California pastor Jim Garlow outlined three major assets Gingrich would bring to a Trump ticket.
Newt Gingrich as VP would bring to the office three things that Mr. Trump needs: deep political history, policy understanding and an IQ that would be able to — when needed — challenge Mr. Trump’s thinking and political inexperience. Few persons have the depth of knowledge and the self confidence to do that.
Trump views himself as the smartest man in the room, and when it comes to building huge hotels and golf courses, he is. But when Newt enters a room, everyone knows that Gingrich is the governmentally and politically smartest man in the room. Candidly, Trump needs Gingrich.
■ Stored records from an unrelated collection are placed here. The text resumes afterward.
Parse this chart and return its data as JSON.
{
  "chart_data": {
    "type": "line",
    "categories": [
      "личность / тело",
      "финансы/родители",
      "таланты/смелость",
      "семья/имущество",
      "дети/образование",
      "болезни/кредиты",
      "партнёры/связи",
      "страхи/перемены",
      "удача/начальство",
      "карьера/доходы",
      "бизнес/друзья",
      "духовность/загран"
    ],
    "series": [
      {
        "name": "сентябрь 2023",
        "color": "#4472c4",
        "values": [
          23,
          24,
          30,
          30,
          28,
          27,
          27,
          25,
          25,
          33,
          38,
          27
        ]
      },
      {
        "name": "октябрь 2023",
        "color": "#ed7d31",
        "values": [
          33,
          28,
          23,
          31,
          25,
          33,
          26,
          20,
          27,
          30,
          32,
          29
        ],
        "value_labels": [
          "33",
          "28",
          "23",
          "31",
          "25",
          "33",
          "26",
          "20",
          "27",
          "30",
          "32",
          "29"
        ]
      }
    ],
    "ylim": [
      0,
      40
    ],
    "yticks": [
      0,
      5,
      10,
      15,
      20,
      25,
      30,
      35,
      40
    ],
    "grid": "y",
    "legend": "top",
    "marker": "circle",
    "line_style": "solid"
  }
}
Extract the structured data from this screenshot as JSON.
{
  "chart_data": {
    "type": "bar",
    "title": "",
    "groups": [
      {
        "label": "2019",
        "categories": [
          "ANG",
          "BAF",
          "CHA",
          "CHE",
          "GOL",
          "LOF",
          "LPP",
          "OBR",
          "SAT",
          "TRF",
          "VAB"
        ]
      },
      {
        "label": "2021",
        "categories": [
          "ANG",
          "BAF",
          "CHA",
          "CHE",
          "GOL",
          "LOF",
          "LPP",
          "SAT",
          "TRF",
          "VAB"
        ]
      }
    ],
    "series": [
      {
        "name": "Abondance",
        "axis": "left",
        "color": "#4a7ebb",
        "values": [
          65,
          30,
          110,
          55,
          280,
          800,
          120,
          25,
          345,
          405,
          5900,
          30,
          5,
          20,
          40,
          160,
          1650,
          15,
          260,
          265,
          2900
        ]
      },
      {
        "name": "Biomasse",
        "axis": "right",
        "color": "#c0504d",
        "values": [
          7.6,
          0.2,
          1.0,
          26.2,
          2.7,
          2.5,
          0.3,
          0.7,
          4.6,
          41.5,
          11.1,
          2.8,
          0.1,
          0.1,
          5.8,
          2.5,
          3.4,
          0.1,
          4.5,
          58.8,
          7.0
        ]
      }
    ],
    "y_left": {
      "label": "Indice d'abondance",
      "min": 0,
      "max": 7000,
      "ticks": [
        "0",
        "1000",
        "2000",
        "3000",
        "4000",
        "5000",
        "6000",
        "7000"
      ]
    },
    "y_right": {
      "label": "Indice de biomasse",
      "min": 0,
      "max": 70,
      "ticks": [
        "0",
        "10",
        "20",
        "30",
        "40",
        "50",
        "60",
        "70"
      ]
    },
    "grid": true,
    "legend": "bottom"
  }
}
Fundamentally, the most important function of a vice president isn’t getting a president elected, but helping him to govern. Chemistry and the ability to know Washington well and give important advice to help the president get his agenda passed are the real keys to a good vice president.
Newt Gingrich is one of the few people to whom Trump would really listen, and he also understands the politics of Washington, D.C., more than most. During Gingrich’s tenure as speaker of the House, he spearheaded legislation, and convinced a Democratic president to sign it! Something as pivotal as welfare reform should not be forgotten.
In the end, Newt is a great pick because he could be Trump’s eyes and ears in Washington, D.C., helping the New York real estate mogul navigate another complex American city. He would advise The Donald on which policies he should actually push once elected, and he would be able to coach the Trump-ident on how to get those ideas made into law.
Furthermore, even though Gingrich declared in early April that Trump “would need psychiatric help” if he chose him for the VP slot, the former speaker of the House publicly put his whole weight behind The Donald on Wednesday, after supporting him behind the scenes throughout the primary. An unnamed sourced told Newsmax’s John Gizzi that Gingrich is at the top of Trump’s list. When asked if he had been approached by The Donald, Newt responded with a terse “no.”
In the end, however, many conservatives might be secretly hoping that “no” is really a “not yet.”